MAKASSAR — Sebanyak 20 ribu Aparatur Sipil Negara (ASN) di lingkungan Pemerintah Provinsi Sulawesi Selatan (Sulsel) bakal menerima gaji ke-13 dalam waktu dekat. Pencairan ini menjadi kabar baik bagi para pegawai negeri di lingkup Pemprov, setelah sebelumnya pemerintah daerah memastikan anggaran telah tersedia dan regulasi teknis dari pusat telah terbit.

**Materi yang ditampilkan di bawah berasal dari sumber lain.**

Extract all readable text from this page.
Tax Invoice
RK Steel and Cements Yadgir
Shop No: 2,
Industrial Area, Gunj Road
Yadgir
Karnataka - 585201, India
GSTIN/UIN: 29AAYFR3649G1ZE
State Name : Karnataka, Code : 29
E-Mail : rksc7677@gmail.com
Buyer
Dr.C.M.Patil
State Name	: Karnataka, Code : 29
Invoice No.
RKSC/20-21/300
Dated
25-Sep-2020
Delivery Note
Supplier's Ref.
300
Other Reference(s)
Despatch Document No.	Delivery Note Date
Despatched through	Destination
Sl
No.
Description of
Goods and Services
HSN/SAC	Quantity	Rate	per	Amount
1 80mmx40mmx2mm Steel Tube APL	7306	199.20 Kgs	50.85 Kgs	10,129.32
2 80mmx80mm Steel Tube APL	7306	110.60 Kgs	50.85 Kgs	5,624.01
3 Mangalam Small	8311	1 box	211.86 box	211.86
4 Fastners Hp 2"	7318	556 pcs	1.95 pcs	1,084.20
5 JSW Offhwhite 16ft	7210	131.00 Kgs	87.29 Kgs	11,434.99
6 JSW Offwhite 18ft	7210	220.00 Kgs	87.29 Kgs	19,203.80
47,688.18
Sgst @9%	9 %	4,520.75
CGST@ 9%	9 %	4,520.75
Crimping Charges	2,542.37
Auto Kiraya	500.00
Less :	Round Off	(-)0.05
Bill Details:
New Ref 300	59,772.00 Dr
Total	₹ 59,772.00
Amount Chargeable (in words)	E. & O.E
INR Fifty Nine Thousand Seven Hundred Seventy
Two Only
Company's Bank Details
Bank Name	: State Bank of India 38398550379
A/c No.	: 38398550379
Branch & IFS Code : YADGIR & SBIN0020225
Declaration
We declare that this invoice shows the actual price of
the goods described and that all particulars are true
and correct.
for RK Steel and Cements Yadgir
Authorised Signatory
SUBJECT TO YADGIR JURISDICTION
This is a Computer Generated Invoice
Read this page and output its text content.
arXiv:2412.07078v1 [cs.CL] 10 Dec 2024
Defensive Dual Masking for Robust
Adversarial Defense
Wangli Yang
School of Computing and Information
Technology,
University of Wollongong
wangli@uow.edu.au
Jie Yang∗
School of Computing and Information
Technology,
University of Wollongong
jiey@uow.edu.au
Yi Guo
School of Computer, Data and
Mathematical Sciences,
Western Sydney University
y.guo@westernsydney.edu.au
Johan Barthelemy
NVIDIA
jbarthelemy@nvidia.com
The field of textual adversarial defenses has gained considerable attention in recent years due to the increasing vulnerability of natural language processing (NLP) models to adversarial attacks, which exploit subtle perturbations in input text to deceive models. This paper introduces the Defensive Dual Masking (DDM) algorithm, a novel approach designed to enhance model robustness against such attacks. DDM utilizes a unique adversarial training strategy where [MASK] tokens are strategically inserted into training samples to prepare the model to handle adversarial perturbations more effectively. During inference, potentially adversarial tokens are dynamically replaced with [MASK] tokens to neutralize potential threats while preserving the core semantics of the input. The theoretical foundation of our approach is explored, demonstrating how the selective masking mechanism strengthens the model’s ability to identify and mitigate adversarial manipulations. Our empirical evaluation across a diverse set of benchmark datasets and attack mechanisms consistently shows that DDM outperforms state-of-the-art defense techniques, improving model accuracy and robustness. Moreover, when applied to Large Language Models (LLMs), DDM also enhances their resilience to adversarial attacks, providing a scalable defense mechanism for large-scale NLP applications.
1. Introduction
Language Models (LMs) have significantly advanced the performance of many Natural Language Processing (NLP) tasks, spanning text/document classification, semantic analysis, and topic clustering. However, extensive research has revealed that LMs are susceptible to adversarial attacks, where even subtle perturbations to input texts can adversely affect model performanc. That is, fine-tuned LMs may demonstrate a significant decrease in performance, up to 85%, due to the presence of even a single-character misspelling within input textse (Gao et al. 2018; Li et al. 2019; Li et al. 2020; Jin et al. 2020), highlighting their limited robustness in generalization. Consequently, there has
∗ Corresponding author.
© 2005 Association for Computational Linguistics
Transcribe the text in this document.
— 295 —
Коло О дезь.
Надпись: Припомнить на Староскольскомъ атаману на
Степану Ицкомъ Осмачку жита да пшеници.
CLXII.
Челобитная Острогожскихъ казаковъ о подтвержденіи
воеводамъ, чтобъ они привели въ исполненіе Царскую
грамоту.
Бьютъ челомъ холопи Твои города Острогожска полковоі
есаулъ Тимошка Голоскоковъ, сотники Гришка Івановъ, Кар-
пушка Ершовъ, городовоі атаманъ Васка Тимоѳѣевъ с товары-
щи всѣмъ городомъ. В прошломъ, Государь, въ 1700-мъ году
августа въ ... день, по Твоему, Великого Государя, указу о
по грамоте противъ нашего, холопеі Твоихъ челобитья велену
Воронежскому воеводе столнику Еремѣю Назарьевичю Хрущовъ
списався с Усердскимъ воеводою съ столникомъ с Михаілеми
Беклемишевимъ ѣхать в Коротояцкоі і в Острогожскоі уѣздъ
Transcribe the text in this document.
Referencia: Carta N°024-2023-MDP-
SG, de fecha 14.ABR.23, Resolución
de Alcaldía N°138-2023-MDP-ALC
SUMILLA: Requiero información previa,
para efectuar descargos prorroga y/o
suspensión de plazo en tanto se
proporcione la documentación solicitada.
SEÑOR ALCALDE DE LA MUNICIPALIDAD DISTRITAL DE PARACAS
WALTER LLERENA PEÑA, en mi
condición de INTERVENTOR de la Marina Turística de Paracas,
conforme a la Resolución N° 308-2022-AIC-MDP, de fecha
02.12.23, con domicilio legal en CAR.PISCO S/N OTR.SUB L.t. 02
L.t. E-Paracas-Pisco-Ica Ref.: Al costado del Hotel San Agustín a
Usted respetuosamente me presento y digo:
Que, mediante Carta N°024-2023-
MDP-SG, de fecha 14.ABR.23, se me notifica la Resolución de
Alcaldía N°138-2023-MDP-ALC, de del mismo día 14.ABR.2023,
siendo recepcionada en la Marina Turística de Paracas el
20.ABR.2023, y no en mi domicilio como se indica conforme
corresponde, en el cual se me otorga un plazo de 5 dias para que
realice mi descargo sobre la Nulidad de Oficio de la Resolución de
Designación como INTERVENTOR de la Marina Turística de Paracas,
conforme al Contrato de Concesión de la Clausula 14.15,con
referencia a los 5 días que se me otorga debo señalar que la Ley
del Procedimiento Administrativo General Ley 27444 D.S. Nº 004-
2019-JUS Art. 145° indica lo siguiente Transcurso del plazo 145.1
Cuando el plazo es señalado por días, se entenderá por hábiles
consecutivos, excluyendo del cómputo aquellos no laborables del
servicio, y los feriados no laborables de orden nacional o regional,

Gaji ke-13 yang akan diterima ASN Pemprov Sulsel terdiri dari komponen gaji pokok, tunjangan keluarga, tunjangan pangan, serta tunjangan jabatan atau tunjangan kinerja. Besaran yang diterima setiap ASN bervariasi, tergantung pada golongan, masa kerja, dan jabatan masing-masing. Skema ini mengikuti ketentuan yang ditetapkan dalam Peraturan Pemerintah (PP) tentang gaji ke-13 yang berlaku secara nasional.
Pencairan gaji ke-13 bukan sekadar tradisi tahunan, melainkan instrumen kebijakan fiskal yang dirancang untuk menjaga stabilitas konsumsi rumah tangga ASN. Bagi ASN di Sulsel, tambahan penghasilan ini kerap digunakan untuk memenuhi kebutuhan pendidikan anak di tahun ajaran baru atau persiapan hari raya. Pemprov Sulsel berharap dana yang digelontorkan mampu menggerakkan sektor riil, terutama bagi UMKM dan pedagang lokal di Makassar dan sekitarnya.
Pemerintah provinsi menargetkan proses pencairan dimulai pada pekan-pekan mendatang, setelah seluruh dokumen administrasi dan verifikasi data penerima rampung. Kepala Badan Pengelola Keuangan dan Aset Daerah (BPKAD) Sulsel menyebutkan bahwa mekanisme transfer akan dilakukan secara bertahap melalui bank yang telah bekerja sama dengan Pemprov. Para ASN diimbau untuk memastikan data rekening mereka telah valid agar proses pencairan tidak terhambat.
Agar proses berjalan lancar, setiap ASN diminta untuk segera memeriksa kelengkapan data kepegawaian dan rekening bank yang terdaftar di sistem. Jika terdapat perubahan data atau rekening yang tidak aktif, pegawai wajib melapor ke bagian keuangan di instansi masing-masing. Pemprov juga mengingatkan agar tidak ada pemotongan liar atau pungutan tidak resmi terkait pencairan gaji ke-13 ini.
Dengan total penerima mencapai 20 ribu orang, gaji ke-13 ASN Pemprov Sulsel diproyeksikan mampu menyuntikkan dana segar hingga ratusan miliar rupiah ke dalam perekonomian daerah. Belanja ASN yang meningkat, terutama di sektor konsumsi harian dan jasa, diharapkan dapat mendongkrak omzet pedagang pasar tradisional dan pusat perbelanjaan di Makassar. Kebijakan ini juga menjadi salah satu stimulus untuk menjaga tingkat inflasi tetap terkendali di Sulsel.